Lighten up your platanos!
Plantains are a traditional Dominican staple and they’re so delicious! And despite appearances, and their bad reputation, they can be very good for you!
“Plátanos verdes” (green plantains) are used in savory preparations, like fried tostones or mangu while “plátanos maduros” (ripened, or yellow, plantains) have had more time to ripen so they’re sweet and traditionally used for desserts. While you might think this starchy vegetable is ruining your diet they’re actually quite healthy. Here are some of their great health benefits and some of the best ways to eat them.
Their high vitamin content makes them an ideal replacement for potatoes. They are a great source of vitamin C, which can help prevent sickness, fight infection and promote healthy teeth and gums. The fiber content also helps keep you regular and they have even more potassium than a banana, which makes it a great food to counter the effects of sodium, help control blood pressure and reduce the likelihood of muscle cramps!
Unfortunately typical Dominican preparations of this starchy vegetable turn them into a once in a while treat – but they don’t have to be. These are my favorite recipes that are quick, easy and healthy.
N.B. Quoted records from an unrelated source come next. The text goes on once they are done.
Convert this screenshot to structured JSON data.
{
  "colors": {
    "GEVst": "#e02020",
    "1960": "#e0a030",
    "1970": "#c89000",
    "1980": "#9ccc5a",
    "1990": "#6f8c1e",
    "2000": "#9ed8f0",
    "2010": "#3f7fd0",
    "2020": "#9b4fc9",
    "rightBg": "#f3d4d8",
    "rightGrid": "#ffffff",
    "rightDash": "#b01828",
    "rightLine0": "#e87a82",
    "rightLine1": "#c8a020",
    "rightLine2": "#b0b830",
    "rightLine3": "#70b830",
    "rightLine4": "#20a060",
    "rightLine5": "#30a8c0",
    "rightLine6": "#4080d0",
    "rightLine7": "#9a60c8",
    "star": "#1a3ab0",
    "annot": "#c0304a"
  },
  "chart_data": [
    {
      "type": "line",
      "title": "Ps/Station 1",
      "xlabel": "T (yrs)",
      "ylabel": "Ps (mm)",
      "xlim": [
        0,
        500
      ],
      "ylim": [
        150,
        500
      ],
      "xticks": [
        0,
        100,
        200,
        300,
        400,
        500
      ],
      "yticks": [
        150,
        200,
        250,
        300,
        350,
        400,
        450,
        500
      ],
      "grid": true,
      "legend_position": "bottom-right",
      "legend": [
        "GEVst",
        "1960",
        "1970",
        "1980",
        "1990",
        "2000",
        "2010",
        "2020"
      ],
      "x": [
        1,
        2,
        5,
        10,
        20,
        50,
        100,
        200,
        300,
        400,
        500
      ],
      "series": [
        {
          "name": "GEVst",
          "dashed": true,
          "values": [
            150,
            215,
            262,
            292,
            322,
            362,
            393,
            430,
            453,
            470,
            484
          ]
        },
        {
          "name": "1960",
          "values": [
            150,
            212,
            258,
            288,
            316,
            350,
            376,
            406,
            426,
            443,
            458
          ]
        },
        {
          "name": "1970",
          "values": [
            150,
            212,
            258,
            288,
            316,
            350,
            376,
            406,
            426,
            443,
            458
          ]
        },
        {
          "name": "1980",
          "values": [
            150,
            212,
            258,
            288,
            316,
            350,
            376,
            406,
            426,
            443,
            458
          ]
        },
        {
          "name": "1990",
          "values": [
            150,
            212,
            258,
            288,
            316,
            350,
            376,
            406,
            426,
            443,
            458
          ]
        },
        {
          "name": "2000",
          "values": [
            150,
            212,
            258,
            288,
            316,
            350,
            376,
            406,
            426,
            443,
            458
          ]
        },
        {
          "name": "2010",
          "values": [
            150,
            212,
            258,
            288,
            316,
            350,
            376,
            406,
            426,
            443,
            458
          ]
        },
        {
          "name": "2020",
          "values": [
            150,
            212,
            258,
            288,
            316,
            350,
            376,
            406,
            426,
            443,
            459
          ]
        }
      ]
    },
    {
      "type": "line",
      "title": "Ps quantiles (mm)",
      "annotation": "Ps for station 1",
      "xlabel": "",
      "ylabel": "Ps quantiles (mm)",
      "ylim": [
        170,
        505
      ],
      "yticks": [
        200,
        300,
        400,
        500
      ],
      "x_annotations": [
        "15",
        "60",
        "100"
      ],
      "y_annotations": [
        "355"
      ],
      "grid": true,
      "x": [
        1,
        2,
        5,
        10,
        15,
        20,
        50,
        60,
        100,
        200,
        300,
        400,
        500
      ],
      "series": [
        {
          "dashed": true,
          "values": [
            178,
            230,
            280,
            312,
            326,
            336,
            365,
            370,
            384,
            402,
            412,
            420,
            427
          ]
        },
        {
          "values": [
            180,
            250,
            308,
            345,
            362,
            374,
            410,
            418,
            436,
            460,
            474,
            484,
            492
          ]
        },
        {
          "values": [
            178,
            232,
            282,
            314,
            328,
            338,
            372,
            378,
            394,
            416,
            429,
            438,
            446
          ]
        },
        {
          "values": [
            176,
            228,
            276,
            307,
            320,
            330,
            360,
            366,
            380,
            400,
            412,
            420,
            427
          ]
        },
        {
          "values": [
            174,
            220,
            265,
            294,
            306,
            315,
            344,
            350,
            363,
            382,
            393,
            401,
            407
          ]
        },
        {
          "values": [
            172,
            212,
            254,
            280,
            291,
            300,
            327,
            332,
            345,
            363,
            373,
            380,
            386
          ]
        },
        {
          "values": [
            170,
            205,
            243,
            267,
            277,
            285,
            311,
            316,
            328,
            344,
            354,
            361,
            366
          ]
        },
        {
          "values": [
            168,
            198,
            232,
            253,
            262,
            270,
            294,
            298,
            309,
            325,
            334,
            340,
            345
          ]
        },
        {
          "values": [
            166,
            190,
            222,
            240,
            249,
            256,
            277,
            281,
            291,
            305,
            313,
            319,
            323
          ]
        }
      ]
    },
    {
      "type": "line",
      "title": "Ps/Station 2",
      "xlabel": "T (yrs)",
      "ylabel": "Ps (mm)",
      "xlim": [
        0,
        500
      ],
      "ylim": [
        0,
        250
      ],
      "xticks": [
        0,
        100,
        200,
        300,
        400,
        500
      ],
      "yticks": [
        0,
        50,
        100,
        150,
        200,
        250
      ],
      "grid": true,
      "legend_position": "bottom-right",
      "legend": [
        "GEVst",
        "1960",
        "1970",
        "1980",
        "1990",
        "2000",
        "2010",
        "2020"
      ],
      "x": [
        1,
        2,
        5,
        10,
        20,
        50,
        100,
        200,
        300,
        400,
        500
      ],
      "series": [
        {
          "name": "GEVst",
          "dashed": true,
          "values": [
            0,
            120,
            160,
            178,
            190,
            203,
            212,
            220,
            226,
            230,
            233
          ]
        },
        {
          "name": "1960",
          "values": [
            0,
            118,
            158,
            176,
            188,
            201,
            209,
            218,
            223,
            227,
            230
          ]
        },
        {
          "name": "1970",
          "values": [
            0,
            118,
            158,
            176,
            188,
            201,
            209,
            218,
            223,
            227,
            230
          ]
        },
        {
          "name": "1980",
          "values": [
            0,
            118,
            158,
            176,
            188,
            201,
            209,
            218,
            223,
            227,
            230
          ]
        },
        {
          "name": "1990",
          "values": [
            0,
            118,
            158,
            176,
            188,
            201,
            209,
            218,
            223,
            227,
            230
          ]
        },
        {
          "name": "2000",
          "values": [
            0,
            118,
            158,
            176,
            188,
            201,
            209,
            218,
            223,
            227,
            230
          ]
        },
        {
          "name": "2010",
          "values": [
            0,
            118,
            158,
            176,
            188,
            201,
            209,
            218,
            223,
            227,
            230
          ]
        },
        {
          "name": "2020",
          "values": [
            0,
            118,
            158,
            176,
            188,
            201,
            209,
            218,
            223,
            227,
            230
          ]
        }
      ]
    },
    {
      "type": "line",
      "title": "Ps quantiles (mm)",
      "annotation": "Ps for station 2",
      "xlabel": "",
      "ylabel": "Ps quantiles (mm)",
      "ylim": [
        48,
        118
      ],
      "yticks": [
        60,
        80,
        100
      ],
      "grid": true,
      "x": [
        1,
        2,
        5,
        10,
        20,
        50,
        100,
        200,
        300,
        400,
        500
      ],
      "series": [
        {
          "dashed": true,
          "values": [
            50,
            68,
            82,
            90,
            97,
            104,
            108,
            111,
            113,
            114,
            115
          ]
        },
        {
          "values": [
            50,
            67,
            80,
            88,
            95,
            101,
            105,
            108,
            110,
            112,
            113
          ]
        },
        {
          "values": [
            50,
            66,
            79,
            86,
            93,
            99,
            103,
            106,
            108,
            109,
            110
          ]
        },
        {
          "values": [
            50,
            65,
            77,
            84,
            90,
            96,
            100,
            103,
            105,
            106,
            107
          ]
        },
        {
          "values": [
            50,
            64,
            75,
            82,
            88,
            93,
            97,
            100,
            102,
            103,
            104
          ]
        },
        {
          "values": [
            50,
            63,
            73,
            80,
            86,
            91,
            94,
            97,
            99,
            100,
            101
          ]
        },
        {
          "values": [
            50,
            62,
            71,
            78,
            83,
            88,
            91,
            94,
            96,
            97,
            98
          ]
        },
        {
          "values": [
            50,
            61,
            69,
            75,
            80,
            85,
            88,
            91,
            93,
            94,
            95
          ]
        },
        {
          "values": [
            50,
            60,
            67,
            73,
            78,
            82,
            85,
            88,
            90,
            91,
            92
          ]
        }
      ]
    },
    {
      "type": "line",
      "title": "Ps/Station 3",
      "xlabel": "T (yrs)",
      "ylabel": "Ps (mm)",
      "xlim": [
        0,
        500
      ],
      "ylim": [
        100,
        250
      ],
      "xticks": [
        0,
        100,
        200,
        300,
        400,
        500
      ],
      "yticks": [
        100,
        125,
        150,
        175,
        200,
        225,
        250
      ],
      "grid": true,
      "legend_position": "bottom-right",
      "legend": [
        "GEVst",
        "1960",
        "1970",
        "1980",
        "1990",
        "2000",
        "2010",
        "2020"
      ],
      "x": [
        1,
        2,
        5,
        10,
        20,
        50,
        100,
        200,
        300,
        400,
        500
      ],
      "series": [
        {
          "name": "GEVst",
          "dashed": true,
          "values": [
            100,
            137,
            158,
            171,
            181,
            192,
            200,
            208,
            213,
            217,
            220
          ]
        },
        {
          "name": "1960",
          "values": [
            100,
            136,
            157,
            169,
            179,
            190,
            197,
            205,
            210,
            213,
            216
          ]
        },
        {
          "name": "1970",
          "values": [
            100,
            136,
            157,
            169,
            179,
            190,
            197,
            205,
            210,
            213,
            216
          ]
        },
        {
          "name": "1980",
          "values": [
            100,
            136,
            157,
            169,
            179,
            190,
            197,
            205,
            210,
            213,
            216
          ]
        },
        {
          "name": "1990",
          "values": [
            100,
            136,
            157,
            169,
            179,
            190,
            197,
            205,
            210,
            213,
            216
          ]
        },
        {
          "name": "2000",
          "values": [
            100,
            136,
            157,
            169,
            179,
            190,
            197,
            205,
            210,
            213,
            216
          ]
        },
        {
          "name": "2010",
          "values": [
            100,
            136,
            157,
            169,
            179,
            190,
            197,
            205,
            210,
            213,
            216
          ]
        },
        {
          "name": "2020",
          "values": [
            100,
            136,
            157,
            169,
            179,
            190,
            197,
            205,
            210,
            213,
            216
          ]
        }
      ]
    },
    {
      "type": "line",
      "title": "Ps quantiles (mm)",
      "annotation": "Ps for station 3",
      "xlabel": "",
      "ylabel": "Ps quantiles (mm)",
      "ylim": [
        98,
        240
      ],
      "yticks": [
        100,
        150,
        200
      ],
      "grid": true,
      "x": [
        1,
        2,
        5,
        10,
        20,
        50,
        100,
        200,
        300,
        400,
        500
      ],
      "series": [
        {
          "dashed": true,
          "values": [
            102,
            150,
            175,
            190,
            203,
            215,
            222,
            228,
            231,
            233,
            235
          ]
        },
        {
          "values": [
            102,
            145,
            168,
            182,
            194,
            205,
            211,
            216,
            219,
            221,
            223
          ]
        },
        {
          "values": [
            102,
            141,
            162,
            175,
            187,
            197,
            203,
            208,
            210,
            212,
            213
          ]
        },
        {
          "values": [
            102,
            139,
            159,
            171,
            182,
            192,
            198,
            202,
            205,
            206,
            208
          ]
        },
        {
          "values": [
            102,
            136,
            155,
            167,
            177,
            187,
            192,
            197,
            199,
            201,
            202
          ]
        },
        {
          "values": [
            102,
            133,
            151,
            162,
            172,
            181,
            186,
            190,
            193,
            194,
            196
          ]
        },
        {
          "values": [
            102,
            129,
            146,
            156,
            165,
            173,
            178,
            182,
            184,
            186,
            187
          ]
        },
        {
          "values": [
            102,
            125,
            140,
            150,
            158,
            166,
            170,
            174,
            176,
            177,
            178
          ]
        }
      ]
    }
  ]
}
Slice the plantain into very thin rounds, squeeze the juice of half a lemon on them and add a touch of sea salt. Spread them in a single layer on a coconut oil greased baking sheet, or on parchment paper, and bake in a 350-degree oven for about half an hour or more depending on how crispy you like them. This makes a great alternative to tostones and is wonderful to add some crunch to a salad or to dip into guacamole or hummus.
They are wonderful baked on their own with a touch of cinnamon and raw honey but if you’re adventurous try a raw salad. Make sure your plantains are very ripe for this! Slice the plantain into thin rounds, toss them in some lemon juice, and add a sprinkle of sea salt, some very finely sliced raw garlic and very thinly sliced red onion slices.